The announcement said the scheme will 'increase the transparency of political influencing activity being carried out for a foreign power or entity; help safeguard UK democratic institutions from covert influence; and better inform us as to the nature, scale, and extent of foreign influence in our political affairs’.
The scheme will be two-tiered, the government said. The primary tier will require the registration of political influence activities within the UK 'at the direction of a foreign power or entity'. A person registering will need to declare who they are in an arrangement with, what activity they have been directed to undertake, and when the arrangement was made.
Exceptions to those who would need to register include those working for a foreign power in their official capacity, those with diplomatic immunity, those who provide legal services, those working for news publishers and those in an arrangement to which the UK government is party.
Failure to register or providing false or misleading information would be punishable by up to two years’ imprisonment, a fine or both.
An enhanced tier allows the home secretary to make it an offence for anyone to carry out any activity in the UK at the direction of a specified foreign power or foreign power-controlled entity without being registered. The penalty for offences involving the second tier would be up to five years imprisonment.
The public register will be posted on a government website.
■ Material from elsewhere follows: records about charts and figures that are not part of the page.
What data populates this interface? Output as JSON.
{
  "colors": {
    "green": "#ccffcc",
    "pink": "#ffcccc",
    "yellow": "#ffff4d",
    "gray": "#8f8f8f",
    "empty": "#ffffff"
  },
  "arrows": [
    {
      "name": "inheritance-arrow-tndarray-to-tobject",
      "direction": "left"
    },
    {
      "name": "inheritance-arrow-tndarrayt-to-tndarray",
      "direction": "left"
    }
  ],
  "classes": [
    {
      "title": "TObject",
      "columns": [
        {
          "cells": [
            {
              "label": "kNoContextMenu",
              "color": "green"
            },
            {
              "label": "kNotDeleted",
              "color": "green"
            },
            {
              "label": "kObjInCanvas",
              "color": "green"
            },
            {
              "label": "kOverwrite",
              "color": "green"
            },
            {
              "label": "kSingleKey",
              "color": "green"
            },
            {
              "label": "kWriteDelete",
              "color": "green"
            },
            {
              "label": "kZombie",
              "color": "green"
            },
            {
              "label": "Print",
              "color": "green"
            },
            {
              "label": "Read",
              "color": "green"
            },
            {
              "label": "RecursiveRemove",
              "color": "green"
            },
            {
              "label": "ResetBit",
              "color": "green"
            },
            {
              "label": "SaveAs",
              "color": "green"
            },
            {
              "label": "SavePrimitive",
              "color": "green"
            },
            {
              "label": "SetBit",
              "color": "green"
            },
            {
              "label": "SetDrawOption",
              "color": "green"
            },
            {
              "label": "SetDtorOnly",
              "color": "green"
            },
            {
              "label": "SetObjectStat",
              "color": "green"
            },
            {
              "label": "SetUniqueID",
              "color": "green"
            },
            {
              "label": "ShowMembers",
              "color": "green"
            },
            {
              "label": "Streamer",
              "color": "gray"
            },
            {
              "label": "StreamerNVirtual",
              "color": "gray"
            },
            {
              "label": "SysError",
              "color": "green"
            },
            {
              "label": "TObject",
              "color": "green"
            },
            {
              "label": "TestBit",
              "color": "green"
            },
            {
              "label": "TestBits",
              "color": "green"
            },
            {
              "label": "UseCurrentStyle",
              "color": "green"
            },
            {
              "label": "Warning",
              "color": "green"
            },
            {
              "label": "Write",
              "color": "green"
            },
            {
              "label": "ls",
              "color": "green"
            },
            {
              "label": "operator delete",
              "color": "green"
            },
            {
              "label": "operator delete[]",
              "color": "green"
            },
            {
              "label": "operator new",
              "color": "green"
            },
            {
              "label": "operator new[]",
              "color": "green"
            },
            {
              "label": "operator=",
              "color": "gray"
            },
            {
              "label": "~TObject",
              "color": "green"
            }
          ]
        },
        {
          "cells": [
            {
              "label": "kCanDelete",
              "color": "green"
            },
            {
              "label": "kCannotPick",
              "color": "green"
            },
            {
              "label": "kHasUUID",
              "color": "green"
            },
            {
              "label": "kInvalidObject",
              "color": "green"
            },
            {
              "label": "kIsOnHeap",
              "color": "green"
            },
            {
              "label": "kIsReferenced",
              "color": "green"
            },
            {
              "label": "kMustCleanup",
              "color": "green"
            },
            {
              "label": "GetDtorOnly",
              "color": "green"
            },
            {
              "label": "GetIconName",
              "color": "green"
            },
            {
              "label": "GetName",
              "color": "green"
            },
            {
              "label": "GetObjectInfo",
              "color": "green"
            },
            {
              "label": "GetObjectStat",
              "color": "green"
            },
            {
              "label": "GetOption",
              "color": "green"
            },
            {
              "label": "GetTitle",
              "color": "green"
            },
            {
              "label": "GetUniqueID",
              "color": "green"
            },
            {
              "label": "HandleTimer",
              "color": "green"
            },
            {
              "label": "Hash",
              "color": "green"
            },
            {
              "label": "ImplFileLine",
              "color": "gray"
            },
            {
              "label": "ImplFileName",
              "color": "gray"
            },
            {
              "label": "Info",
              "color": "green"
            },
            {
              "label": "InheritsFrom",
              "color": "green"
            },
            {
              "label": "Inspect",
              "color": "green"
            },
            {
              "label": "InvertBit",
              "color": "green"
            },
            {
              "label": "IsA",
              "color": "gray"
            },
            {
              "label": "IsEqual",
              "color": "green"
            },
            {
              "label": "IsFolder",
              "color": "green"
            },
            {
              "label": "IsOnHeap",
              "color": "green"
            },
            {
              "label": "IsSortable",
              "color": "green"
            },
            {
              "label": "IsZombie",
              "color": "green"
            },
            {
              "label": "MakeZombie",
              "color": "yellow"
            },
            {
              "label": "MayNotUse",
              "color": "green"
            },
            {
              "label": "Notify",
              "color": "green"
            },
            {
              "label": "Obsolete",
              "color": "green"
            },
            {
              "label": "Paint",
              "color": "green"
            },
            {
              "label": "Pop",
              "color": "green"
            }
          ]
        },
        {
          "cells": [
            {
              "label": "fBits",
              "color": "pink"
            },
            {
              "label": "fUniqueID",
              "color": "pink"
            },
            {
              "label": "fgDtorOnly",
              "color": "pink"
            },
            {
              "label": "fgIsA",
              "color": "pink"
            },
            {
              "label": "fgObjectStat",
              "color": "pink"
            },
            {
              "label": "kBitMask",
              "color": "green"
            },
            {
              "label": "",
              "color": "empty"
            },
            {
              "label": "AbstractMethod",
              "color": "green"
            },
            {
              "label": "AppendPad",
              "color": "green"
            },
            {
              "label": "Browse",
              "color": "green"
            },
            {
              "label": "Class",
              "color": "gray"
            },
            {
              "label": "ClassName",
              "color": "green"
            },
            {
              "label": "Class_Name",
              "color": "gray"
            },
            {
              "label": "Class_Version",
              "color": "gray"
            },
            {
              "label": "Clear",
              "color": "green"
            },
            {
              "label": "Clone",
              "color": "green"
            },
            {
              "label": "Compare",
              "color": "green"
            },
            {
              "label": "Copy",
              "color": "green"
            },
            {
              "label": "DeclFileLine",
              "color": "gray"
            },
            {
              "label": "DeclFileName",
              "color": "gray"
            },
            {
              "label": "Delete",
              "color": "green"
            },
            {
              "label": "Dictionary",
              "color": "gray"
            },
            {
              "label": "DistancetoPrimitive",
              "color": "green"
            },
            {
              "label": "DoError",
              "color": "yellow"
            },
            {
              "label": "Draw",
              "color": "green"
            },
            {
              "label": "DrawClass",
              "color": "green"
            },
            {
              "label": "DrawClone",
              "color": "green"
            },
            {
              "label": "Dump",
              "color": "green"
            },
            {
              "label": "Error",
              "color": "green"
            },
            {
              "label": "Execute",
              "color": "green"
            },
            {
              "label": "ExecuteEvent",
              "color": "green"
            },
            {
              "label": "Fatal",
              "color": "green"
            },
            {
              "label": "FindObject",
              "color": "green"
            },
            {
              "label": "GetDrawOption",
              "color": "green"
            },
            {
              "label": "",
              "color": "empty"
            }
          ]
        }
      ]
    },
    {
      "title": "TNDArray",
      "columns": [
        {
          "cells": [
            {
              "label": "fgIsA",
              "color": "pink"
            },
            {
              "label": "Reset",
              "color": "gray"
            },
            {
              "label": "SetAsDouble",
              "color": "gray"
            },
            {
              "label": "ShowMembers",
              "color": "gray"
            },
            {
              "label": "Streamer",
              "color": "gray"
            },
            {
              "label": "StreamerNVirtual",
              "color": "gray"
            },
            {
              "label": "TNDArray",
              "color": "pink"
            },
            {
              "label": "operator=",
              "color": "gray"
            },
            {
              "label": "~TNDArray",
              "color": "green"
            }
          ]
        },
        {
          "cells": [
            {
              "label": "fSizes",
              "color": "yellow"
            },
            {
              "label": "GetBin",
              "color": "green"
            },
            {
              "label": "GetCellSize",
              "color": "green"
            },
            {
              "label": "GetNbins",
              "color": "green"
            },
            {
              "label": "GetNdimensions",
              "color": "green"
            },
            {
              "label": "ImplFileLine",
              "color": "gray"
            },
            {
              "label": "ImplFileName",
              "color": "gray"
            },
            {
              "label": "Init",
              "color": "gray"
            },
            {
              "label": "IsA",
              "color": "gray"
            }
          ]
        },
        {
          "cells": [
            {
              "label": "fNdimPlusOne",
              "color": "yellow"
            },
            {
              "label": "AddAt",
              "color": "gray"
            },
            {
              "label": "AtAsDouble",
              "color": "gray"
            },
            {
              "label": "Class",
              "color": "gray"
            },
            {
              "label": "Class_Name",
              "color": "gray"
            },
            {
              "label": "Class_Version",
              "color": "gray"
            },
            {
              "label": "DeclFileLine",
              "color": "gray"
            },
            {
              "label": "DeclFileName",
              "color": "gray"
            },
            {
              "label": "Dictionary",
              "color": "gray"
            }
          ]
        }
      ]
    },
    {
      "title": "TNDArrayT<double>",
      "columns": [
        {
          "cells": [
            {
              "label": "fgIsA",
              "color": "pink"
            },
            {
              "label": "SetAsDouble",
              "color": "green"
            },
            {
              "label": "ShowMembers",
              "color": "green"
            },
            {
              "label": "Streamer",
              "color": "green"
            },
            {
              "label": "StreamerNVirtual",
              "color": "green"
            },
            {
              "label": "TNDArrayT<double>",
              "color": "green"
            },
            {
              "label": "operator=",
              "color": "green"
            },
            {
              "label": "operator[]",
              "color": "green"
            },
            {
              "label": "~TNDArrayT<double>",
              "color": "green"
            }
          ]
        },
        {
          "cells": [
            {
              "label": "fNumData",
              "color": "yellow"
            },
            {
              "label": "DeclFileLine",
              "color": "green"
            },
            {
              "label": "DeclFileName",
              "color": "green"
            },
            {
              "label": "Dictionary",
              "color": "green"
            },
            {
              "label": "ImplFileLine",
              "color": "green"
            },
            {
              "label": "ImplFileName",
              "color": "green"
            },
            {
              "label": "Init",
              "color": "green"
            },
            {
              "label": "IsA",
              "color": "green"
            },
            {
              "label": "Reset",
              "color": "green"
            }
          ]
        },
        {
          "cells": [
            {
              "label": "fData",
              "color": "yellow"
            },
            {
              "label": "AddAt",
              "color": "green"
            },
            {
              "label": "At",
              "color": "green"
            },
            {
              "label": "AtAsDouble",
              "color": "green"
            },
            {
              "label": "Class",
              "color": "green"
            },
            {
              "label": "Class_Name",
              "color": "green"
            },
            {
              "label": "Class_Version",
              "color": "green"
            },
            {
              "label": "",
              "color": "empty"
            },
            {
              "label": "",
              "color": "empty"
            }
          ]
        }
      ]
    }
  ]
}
MI5 director general Ken McCallum said: 'The new Foreign Influence Registration Scheme will make it harder - and riskier - to operate covertly in the UK at the behest of a foreign power. It will also increase openness and transparency around the scale of foreign influence in our political affairs and make it harder for our adversaries to undermine our democracy.'
Earlier this year, the speaker of the House of Commons identified a London solicitor in an 'interference alert' about alleged activities on behalf of China.
The National Security Bill is currently in its House of Commons committee stage.